One in five school principals is overwhelmed by workplace stress, a survey has found, with an expert saying the results point to a “looming crisis”.
Results from the Principal Health and Wellbeing Survey 2017 revealed almost half of respondents had faced threats of violence at work, and one in three had experienced actual violence.
The figures were the highest since the national study began seven years ago.
Just under 2,800 principals, deputies and assistant principals from across the country took part in the latest survey, which was conducted by academics from the Australian Catholic University (ACU) and supported by school associations and teachers’ health unions.
School heads from all sectors were represented.
The survey found more than half of all principals worked more than 56 hours a week, and 27 per cent worked up to 65 hours every week.
Principals reported higher levels of burnout than the general population, twice as much difficulty sleeping as a result of stress and were at higher risk of depression.
While job satisfaction was generally high, teachers across all sectors said they did not feel supported by their employers.
The sheer quantity of work and a lack of time to focus on teaching and learning were the two biggest causes of stress.
Principals said red tape and the increasing accountability requirements demanded by governments was hindering teaching and learning in the classroom.
ACU Associate Professor of educational leadership Philip Riley, the chief investigator on the survey, said the results indicated the employment demands on principals were unsustainable.
“When you have one in five principals showing serious signs of distress then we have a systemic problem, not an individual problem,” Dr Riley said.
“They’re paying a very heavy toll in terms of their general health and certainly on their mental health.”
Dr Riley said the most worrying finding was that school principals rated the level of support they derived from their employer at less than one, on a scale of one to 10.
They also expressed frustration with political and bureaucratic interference in the job of educators.
“Politicians love to be able to say they’re going to radically change education for the better,” Dr Riley said.
“What that usually means is a hell of a lot of extra work for principals without actually very much real change.
“Rather than trusting principals to do their work with honesty and integrity, it’s been replaced with massive checklists that they spend a lot of time filling out.
“We’re really at a point where we have a looming crisis, I think, in terms of school leadership.

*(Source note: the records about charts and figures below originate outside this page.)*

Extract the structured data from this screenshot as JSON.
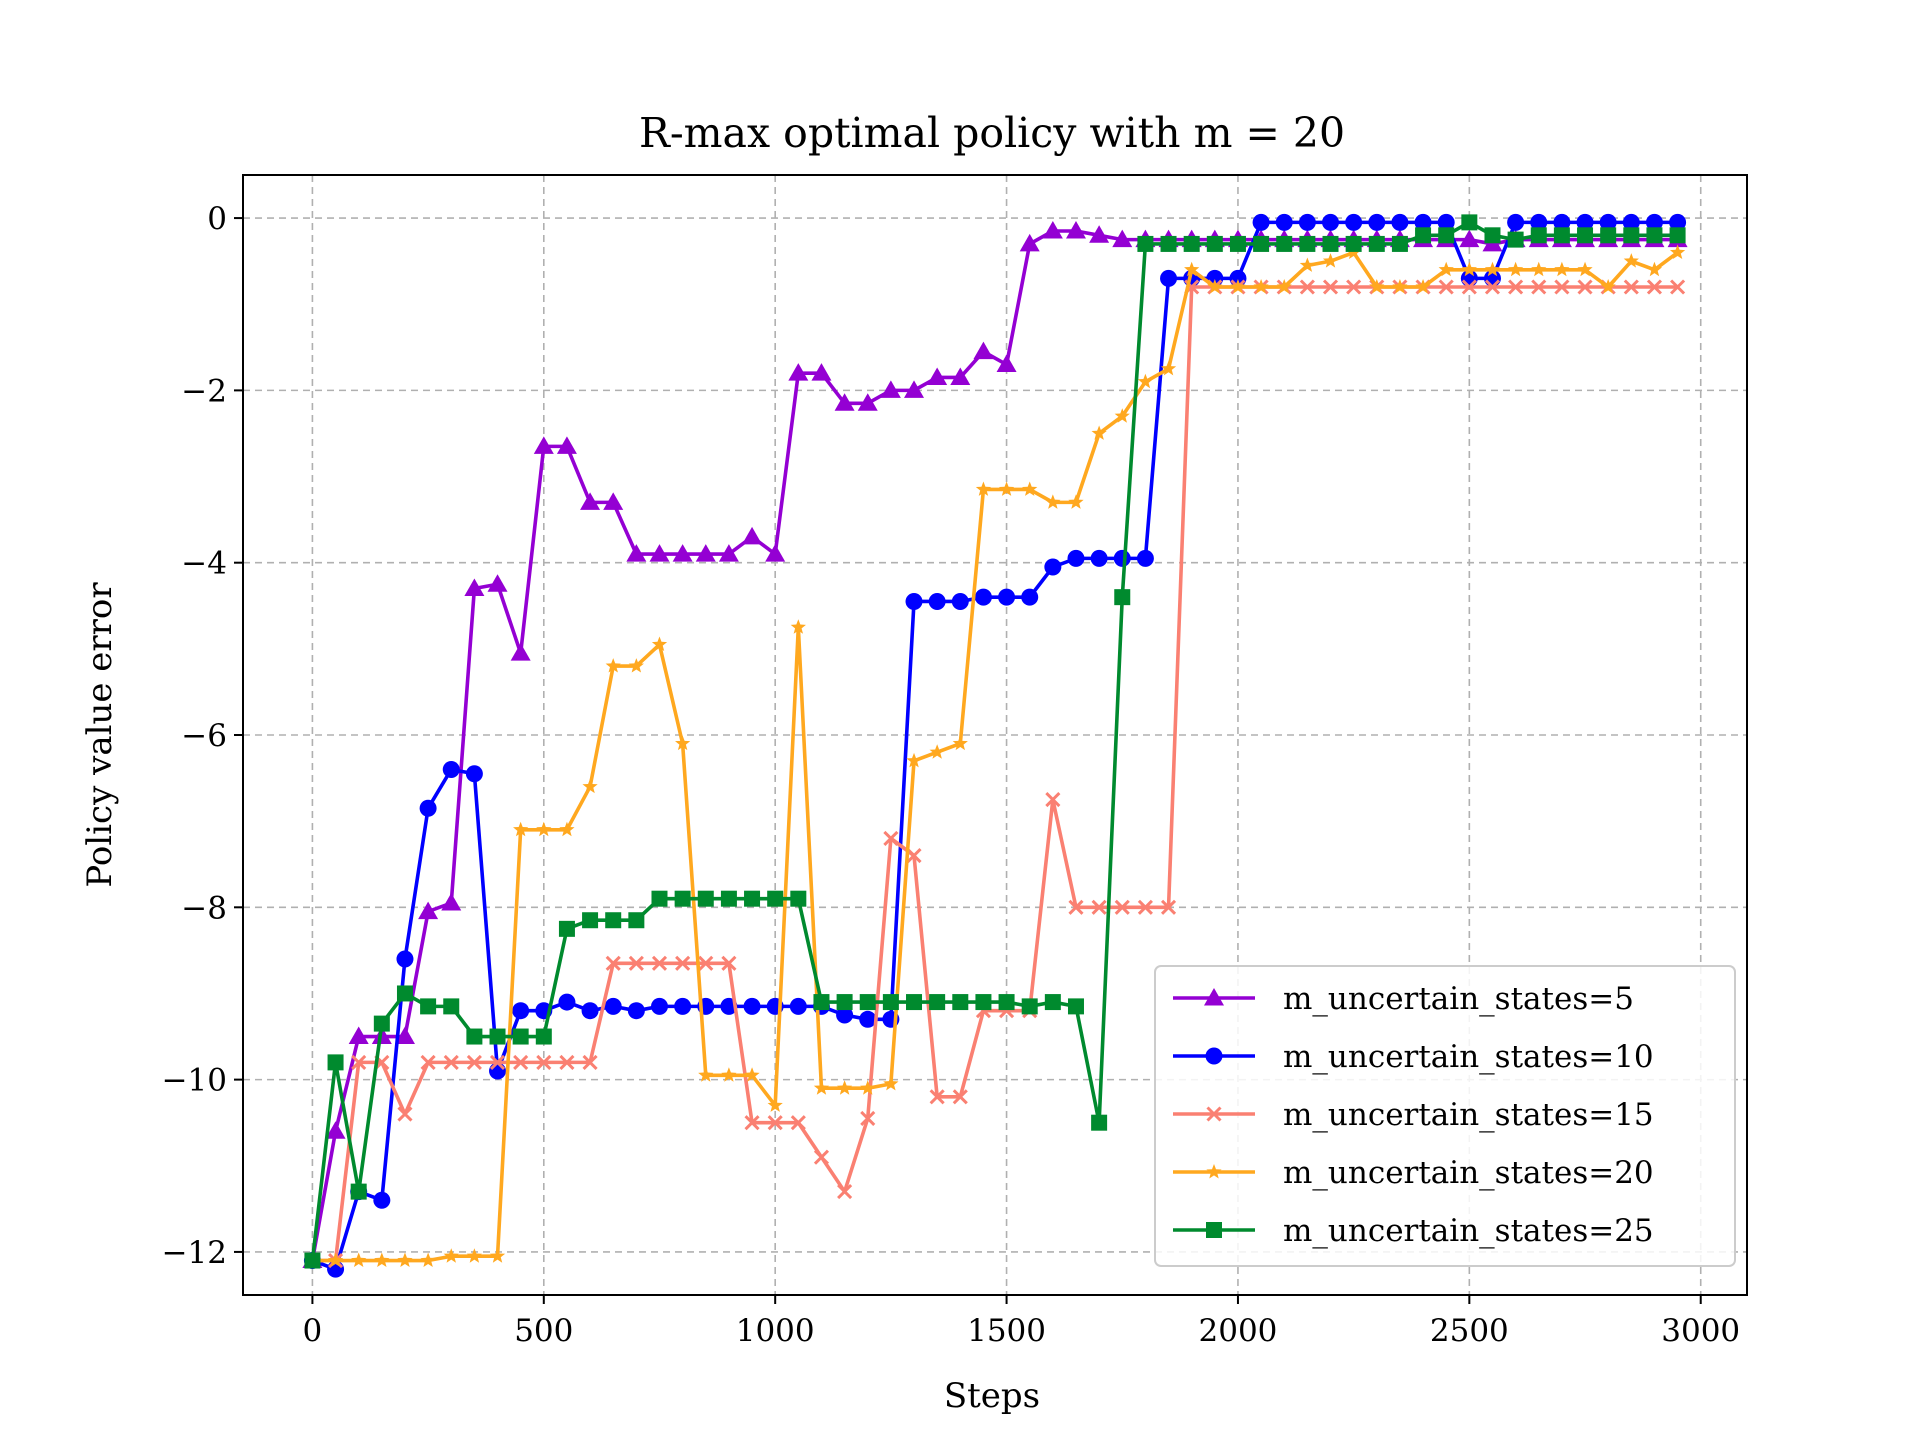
{
  "chart_data": {
    "type": "line",
    "title": "R-max optimal policy with m = 20",
    "xlabel": "Steps",
    "ylabel": "Policy value error",
    "xlim": [
      -150,
      3100
    ],
    "ylim": [
      -12.5,
      0.5
    ],
    "xticks": [
      0,
      500,
      1000,
      1500,
      2000,
      2500,
      3000
    ],
    "yticks": [
      0,
      -2,
      -4,
      -6,
      -8,
      -10,
      -12
    ],
    "xtick_labels": [
      "0",
      "500",
      "1000",
      "1500",
      "2000",
      "2500",
      "3000"
    ],
    "ytick_labels": [
      "0",
      "−2",
      "−4",
      "−6",
      "−8",
      "−10",
      "−12"
    ],
    "grid": true,
    "legend_position": "lower-right",
    "x": [
      0,
      50,
      100,
      150,
      200,
      250,
      300,
      350,
      400,
      450,
      500,
      550,
      600,
      650,
      700,
      750,
      800,
      850,
      900,
      950,
      1000,
      1050,
      1100,
      1150,
      1200,
      1250,
      1300,
      1350,
      1400,
      1450,
      1500,
      1550,
      1600,
      1650,
      1700,
      1750,
      1800,
      1850,
      1900,
      1950,
      2000,
      2050,
      2100,
      2150,
      2200,
      2250,
      2300,
      2350,
      2400,
      2450,
      2500,
      2550,
      2600,
      2650,
      2700,
      2750,
      2800,
      2850,
      2900,
      2950
    ],
    "series": [
      {
        "name": "m_uncertain_states=5",
        "color": "#9400d3",
        "marker": "triangle",
        "values": [
          -12.1,
          -10.6,
          -9.5,
          -9.5,
          -9.5,
          -8.05,
          -7.95,
          -4.3,
          -4.25,
          -5.05,
          -2.65,
          -2.65,
          -3.3,
          -3.3,
          -3.9,
          -3.9,
          -3.9,
          -3.9,
          -3.9,
          -3.7,
          -3.9,
          -1.8,
          -1.8,
          -2.15,
          -2.15,
          -2.0,
          -2.0,
          -1.85,
          -1.85,
          -1.55,
          -1.7,
          -0.3,
          -0.15,
          -0.15,
          -0.2,
          -0.25,
          -0.25,
          -0.25,
          -0.25,
          -0.25,
          -0.25,
          -0.25,
          -0.25,
          -0.25,
          -0.25,
          -0.25,
          -0.25,
          -0.25,
          -0.25,
          -0.25,
          -0.25,
          -0.3,
          -0.25,
          -0.25,
          -0.25,
          -0.25,
          -0.25,
          -0.25,
          -0.25,
          -0.25
        ]
      },
      {
        "name": "m_uncertain_states=10",
        "color": "#0000ff",
        "marker": "circle",
        "values": [
          -12.1,
          -12.2,
          -11.3,
          -11.4,
          -8.6,
          -6.85,
          -6.4,
          -6.45,
          -9.9,
          -9.2,
          -9.2,
          -9.1,
          -9.2,
          -9.15,
          -9.2,
          -9.15,
          -9.15,
          -9.15,
          -9.15,
          -9.15,
          -9.15,
          -9.15,
          -9.15,
          -9.25,
          -9.3,
          -9.3,
          -4.45,
          -4.45,
          -4.45,
          -4.4,
          -4.4,
          -4.4,
          -4.05,
          -3.95,
          -3.95,
          -3.95,
          -3.95,
          -0.7,
          -0.7,
          -0.7,
          -0.7,
          -0.05,
          -0.05,
          -0.05,
          -0.05,
          -0.05,
          -0.05,
          -0.05,
          -0.05,
          -0.05,
          -0.7,
          -0.7,
          -0.05,
          -0.05,
          -0.05,
          -0.05,
          -0.05,
          -0.05,
          -0.05,
          -0.05
        ]
      },
      {
        "name": "m_uncertain_states=15",
        "color": "#fa8072",
        "marker": "x",
        "values": [
          -12.1,
          -12.1,
          -9.8,
          -9.8,
          -10.4,
          -9.8,
          -9.8,
          -9.8,
          -9.8,
          -9.8,
          -9.8,
          -9.8,
          -9.8,
          -8.65,
          -8.65,
          -8.65,
          -8.65,
          -8.65,
          -8.65,
          -10.5,
          -10.5,
          -10.5,
          -10.9,
          -11.3,
          -10.45,
          -7.2,
          -7.4,
          -10.2,
          -10.2,
          -9.2,
          -9.2,
          -9.2,
          -6.75,
          -8.0,
          -8.0,
          -8.0,
          -8.0,
          -8.0,
          -0.8,
          -0.8,
          -0.8,
          -0.8,
          -0.8,
          -0.8,
          -0.8,
          -0.8,
          -0.8,
          -0.8,
          -0.8,
          -0.8,
          -0.8,
          -0.8,
          -0.8,
          -0.8,
          -0.8,
          -0.8,
          -0.8,
          -0.8,
          -0.8,
          -0.8
        ]
      },
      {
        "name": "m_uncertain_states=20",
        "color": "#ffa81f",
        "marker": "star",
        "values": [
          -12.1,
          -12.1,
          -12.1,
          -12.1,
          -12.1,
          -12.1,
          -12.05,
          -12.05,
          -12.05,
          -7.1,
          -7.1,
          -7.1,
          -6.6,
          -5.2,
          -5.2,
          -4.95,
          -6.1,
          -9.95,
          -9.95,
          -9.95,
          -10.3,
          -4.75,
          -10.1,
          -10.1,
          -10.1,
          -10.05,
          -6.3,
          -6.2,
          -6.1,
          -3.15,
          -3.15,
          -3.15,
          -3.3,
          -3.3,
          -2.5,
          -2.3,
          -1.9,
          -1.75,
          -0.6,
          -0.8,
          -0.8,
          -0.8,
          -0.8,
          -0.55,
          -0.5,
          -0.4,
          -0.8,
          -0.8,
          -0.8,
          -0.6,
          -0.6,
          -0.6,
          -0.6,
          -0.6,
          -0.6,
          -0.6,
          -0.8,
          -0.5,
          -0.6,
          -0.4
        ]
      },
      {
        "name": "m_uncertain_states=25",
        "color": "#008a2e",
        "marker": "square",
        "values": [
          -12.1,
          -9.8,
          -11.3,
          -9.35,
          -9.0,
          -9.15,
          -9.15,
          -9.5,
          -9.5,
          -9.5,
          -9.5,
          -8.25,
          -8.15,
          -8.15,
          -8.15,
          -7.9,
          -7.9,
          -7.9,
          -7.9,
          -7.9,
          -7.9,
          -7.9,
          -9.1,
          -9.1,
          -9.1,
          -9.1,
          -9.1,
          -9.1,
          -9.1,
          -9.1,
          -9.1,
          -9.15,
          -9.1,
          -9.15,
          -10.5,
          -4.4,
          -0.3,
          -0.3,
          -0.3,
          -0.3,
          -0.3,
          -0.3,
          -0.3,
          -0.3,
          -0.3,
          -0.3,
          -0.3,
          -0.3,
          -0.2,
          -0.2,
          -0.05,
          -0.2,
          -0.25,
          -0.2,
          -0.2,
          -0.2,
          -0.2,
          -0.2,
          -0.2,
          -0.2
        ]
      }
    ]
  }
}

“And we have to address that. The very first thing is to say we have a serious issue and we need to change the way we’ve designed this job.
“It’s virtually become impossible to be a school principal and survive for a long career.”

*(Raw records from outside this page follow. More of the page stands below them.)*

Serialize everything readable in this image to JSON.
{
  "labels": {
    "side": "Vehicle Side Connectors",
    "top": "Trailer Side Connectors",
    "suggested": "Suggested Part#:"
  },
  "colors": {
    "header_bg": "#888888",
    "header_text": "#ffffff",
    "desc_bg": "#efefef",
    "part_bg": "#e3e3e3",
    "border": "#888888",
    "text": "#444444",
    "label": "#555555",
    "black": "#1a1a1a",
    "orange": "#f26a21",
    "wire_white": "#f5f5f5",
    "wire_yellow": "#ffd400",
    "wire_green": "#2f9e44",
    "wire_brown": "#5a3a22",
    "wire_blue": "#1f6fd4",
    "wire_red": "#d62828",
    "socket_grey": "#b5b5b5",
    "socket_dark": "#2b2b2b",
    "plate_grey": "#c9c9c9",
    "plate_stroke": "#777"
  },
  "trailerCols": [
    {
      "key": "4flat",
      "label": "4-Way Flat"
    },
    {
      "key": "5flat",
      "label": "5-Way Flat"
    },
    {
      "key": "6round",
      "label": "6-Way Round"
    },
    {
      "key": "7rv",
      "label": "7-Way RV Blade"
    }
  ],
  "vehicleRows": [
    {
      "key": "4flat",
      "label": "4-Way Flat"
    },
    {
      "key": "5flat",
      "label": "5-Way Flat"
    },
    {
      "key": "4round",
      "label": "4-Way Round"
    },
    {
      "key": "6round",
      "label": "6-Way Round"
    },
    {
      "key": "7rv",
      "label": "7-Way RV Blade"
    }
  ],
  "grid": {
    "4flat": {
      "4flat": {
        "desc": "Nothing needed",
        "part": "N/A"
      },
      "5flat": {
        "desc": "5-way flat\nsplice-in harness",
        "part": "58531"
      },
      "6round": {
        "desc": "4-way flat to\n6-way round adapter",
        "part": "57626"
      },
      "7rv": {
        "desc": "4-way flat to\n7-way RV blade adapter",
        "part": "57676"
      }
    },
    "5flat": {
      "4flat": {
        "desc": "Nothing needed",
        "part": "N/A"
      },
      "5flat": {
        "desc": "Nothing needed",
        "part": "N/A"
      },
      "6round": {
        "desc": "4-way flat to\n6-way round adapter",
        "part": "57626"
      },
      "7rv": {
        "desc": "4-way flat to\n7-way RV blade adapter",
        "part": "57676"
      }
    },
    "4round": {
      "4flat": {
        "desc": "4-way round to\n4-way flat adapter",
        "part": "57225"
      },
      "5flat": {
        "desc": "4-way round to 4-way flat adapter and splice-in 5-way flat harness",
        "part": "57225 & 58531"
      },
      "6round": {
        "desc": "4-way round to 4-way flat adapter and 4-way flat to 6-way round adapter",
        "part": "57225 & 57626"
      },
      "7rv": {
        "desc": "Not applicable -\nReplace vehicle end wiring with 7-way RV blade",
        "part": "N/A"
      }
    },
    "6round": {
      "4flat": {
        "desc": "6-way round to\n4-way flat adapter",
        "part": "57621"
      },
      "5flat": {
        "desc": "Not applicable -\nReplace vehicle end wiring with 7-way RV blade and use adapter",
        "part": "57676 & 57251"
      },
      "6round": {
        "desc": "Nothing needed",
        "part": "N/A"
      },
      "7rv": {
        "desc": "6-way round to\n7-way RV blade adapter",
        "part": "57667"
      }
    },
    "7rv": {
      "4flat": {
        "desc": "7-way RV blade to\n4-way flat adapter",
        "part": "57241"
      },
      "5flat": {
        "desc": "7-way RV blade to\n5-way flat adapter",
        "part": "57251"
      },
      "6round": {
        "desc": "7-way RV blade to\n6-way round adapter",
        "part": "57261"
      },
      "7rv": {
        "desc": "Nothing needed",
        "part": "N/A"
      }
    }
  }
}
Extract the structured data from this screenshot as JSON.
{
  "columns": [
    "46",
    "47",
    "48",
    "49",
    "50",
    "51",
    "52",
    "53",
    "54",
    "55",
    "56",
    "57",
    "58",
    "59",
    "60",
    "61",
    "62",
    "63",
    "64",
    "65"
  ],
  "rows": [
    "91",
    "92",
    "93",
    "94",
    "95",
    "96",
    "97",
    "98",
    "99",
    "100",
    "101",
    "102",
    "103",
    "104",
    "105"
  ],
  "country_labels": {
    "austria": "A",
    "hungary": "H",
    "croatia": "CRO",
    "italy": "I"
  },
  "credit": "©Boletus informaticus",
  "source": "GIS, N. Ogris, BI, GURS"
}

In 2014, parents and students were shocked by the suicide of popular Melbourne school principal, Dr Mark Thompson.
An 18-month WorkCover investigation found that work related stress contributed to the death.
Free health checks for Victorian principals
Today the Victorian Government will announce it will roll out a program of free health checks for school principals.
The check-ups are voluntary and confidential.
Glenn Butler, the principal of Mount View Primary School at Glen Waverley in Melbourne’s east, took part in one of the first health checks yesterday.
They involve pathology tests that measure cholesterol, liver function and kidney function, mental health screening questionnaires and risk factor identification.
Principals are then linked back for further follow-up with their regular GP if required.
After taking an initial questionnaire, Mr Butler said he was given a wake-up call.
“It was clear to me that there are times when I suffer very high degrees of stress,” Mr Butler said.
Often when it’s smooth sailing and everything is working in a harmonious fashion it’s a very pleasurable job, but there are critical times when the stresses and anxieties really mount up on each other.”Mr Butler said he wanted to set an example to all teachers at his school.
“I really encourage all my teachers and middle school leaders to develop a healthy diet, take time during the week to have regular exercise and breaks, but also do basic things like come to the staff room and have a laugh with each other at recess break and lunchtime,” he said.
“In the end everyone in the community will benefit because you’ll have much more effective and highly energised teachers who enjoy the job and principals who are passionate but are capable and continuously energised about the job.”